Adaletin muhatabı sadece yargı sistemi değildir. Bir bütün olarak devletin adil olması, yurttaşlara adaletli, hakkaniyetli ve eşitçe davranması gerekir. Yani yasama organının kanun çıkarırken adalet ilkesine uygun davranması beklenir. Yürütme organı, kamusal politikalar yürütürken, ülkenin iç ve dış siyasetini belirlerken, kamu hizmetlerini yürütürken ve toplumsal taleplere cevaplar verirken adil davranması zorunlu. Bu yüzden adalet deyince akla sadece yargının, bu bağlamda savcı, hakim ve avukatın gelmesi doğru değil.
Adaletin muhatabı sadece adliye değil, sistemdir. Bu da nasıl
bir anayasal düzende yaşadığımızla ilgili...

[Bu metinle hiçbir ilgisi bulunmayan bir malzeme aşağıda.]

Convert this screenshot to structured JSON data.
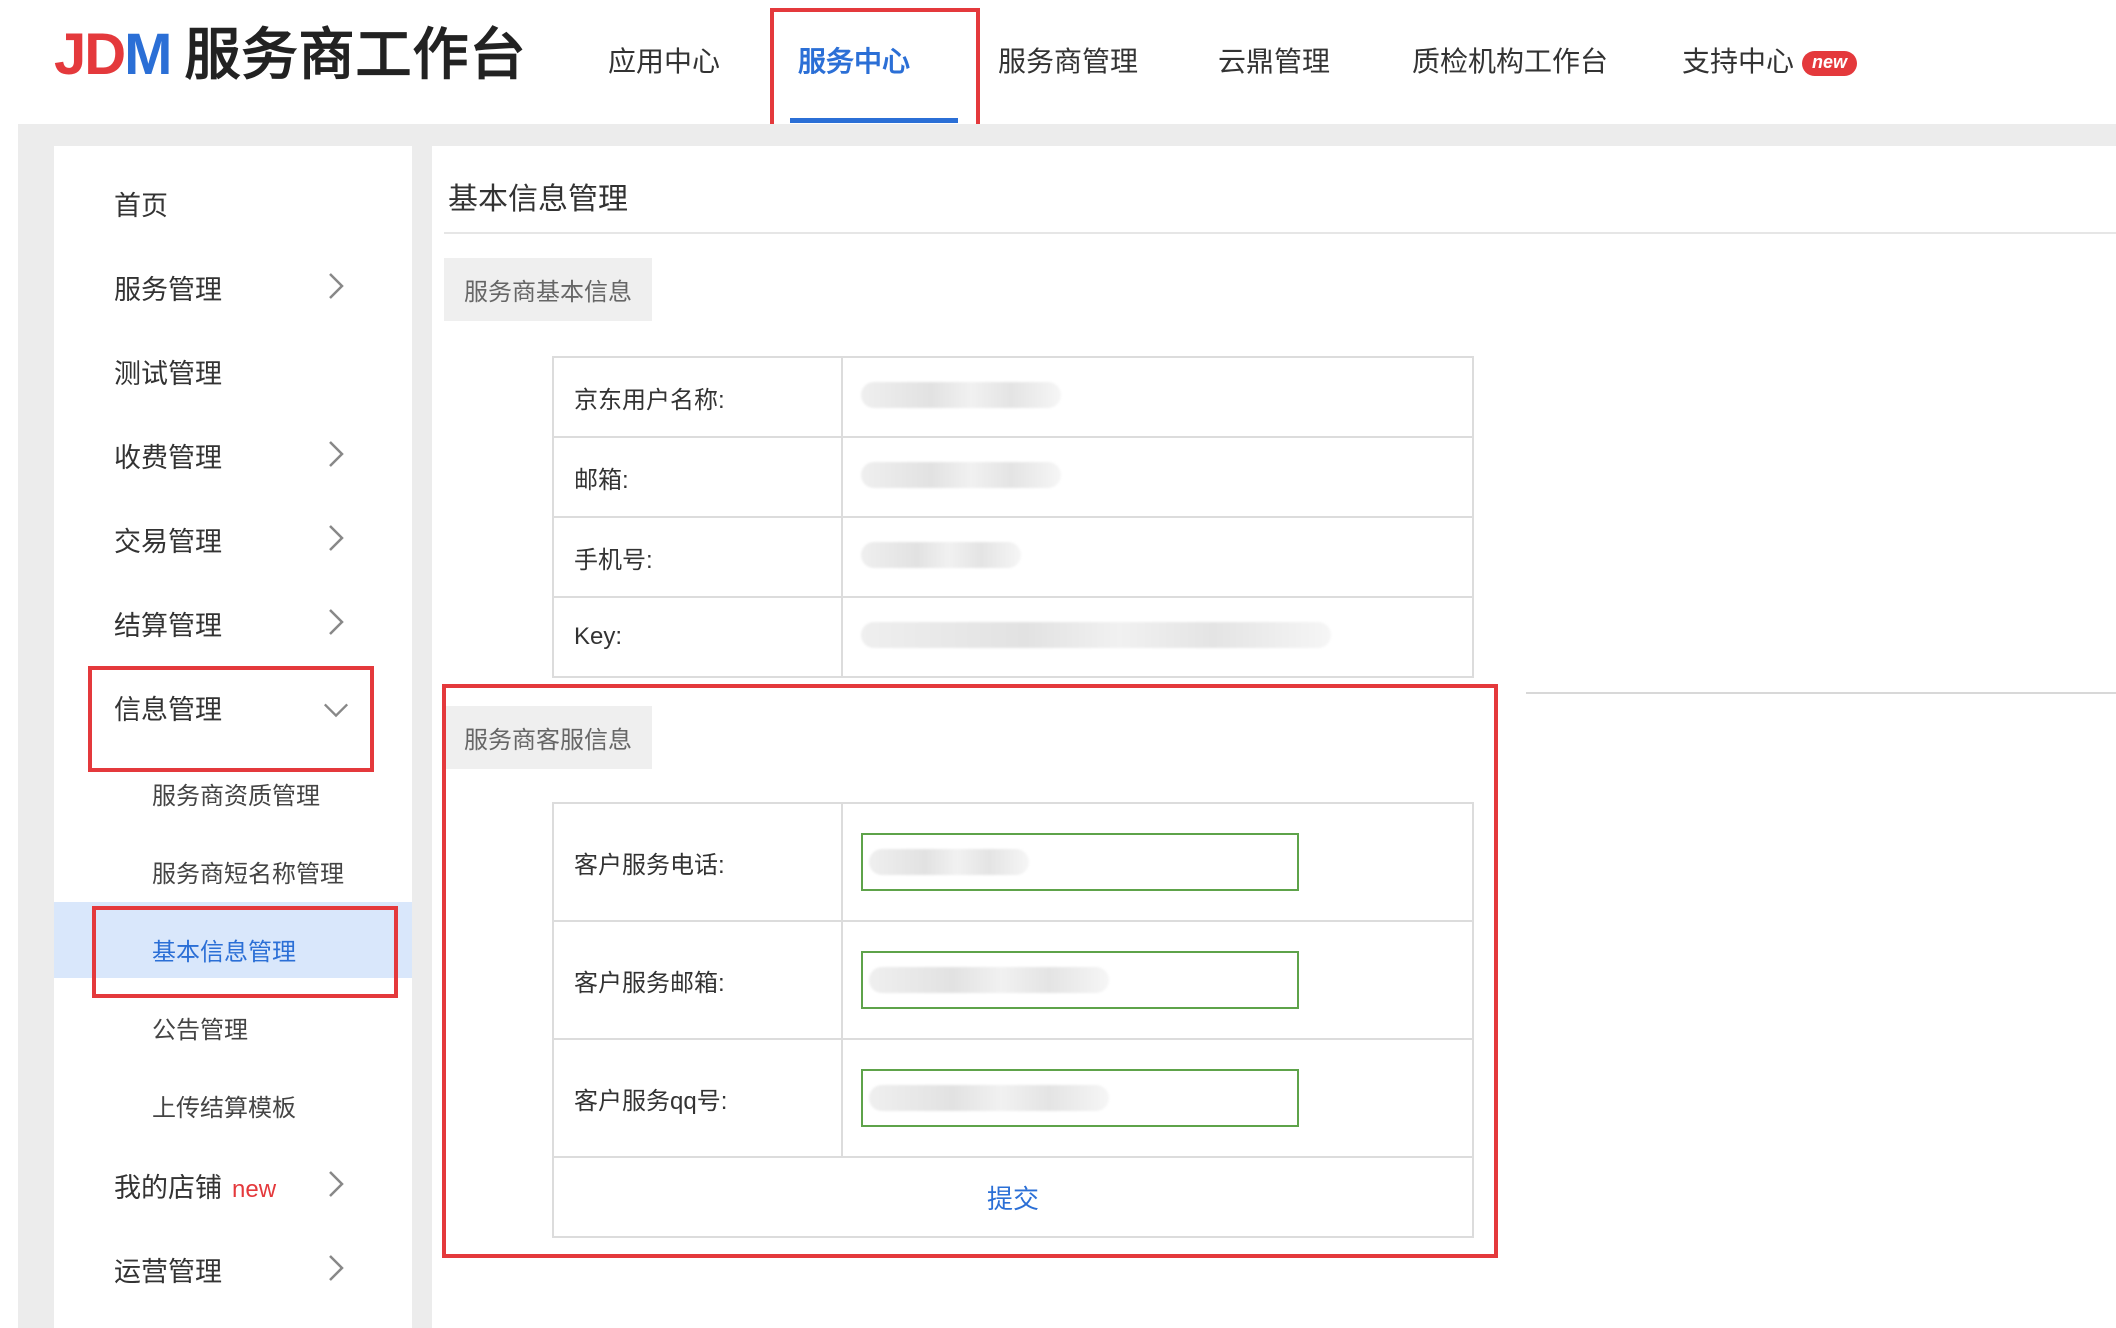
{
  "header": {
    "logo": {
      "mark_j": "J",
      "mark_d": "D",
      "mark_m": "M",
      "title": "服务商工作台"
    },
    "nav": [
      {
        "label": "应用中心"
      },
      {
        "label": "服务中心",
        "active": true
      },
      {
        "label": "服务商管理"
      },
      {
        "label": "云鼎管理"
      },
      {
        "label": "质检机构工作台"
      },
      {
        "label": "支持中心",
        "badge": "new"
      }
    ]
  },
  "sidebar": {
    "items": [
      {
        "label": "首页"
      },
      {
        "label": "服务管理"
      },
      {
        "label": "测试管理"
      },
      {
        "label": "收费管理"
      },
      {
        "label": "交易管理"
      },
      {
        "label": "结算管理"
      },
      {
        "label": "信息管理",
        "expanded": true
      }
    ],
    "sub_items": [
      {
        "label": "服务商资质管理"
      },
      {
        "label": "服务商短名称管理"
      },
      {
        "label": "基本信息管理",
        "active": true
      },
      {
        "label": "公告管理"
      },
      {
        "label": "上传结算模板"
      }
    ],
    "bottom_items": [
      {
        "label": "我的店铺",
        "badge": "new"
      },
      {
        "label": "运营管理"
      }
    ]
  },
  "main": {
    "title": "基本信息管理",
    "basic_section": {
      "tag": "服务商基本信息",
      "rows": [
        {
          "label": "京东用户名称:"
        },
        {
          "label": "邮箱:"
        },
        {
          "label": "手机号:"
        },
        {
          "label": "Key:"
        }
      ]
    },
    "service_section": {
      "tag": "服务商客服信息",
      "rows": [
        {
          "label": "客户服务电话:"
        },
        {
          "label": "客户服务邮箱:"
        },
        {
          "label": "客户服务qq号:"
        }
      ],
      "submit_label": "提交"
    }
  },
  "colors": {
    "accent": "#2b6fd6",
    "highlight": "#e4393c",
    "input_border": "#5ea34a",
    "active_menu_bg": "#d9e7fb"
  }
}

Anayasal düzen adil değilse, mükemmel bir yargı sisteminin adaleti
sağlayabilme şansı yoktur. Bu hem imkânsızdır. Hem de anayasal
düzeni adil bir şekilde kurmayan egemenlerden, aslında “mükemmel”
bir yargı sistemini kurmalarının beklenmemesi nedeniyle de
böyledir. Sistemin adil olması temel esasları itibarıyla “adaletin
muhatabı olma” ile çok ilgili değil. Adaletin sağlanmadığı bir
siyasal sistemde, sistemin adının ne olduğunun da çok bir önemi
yok.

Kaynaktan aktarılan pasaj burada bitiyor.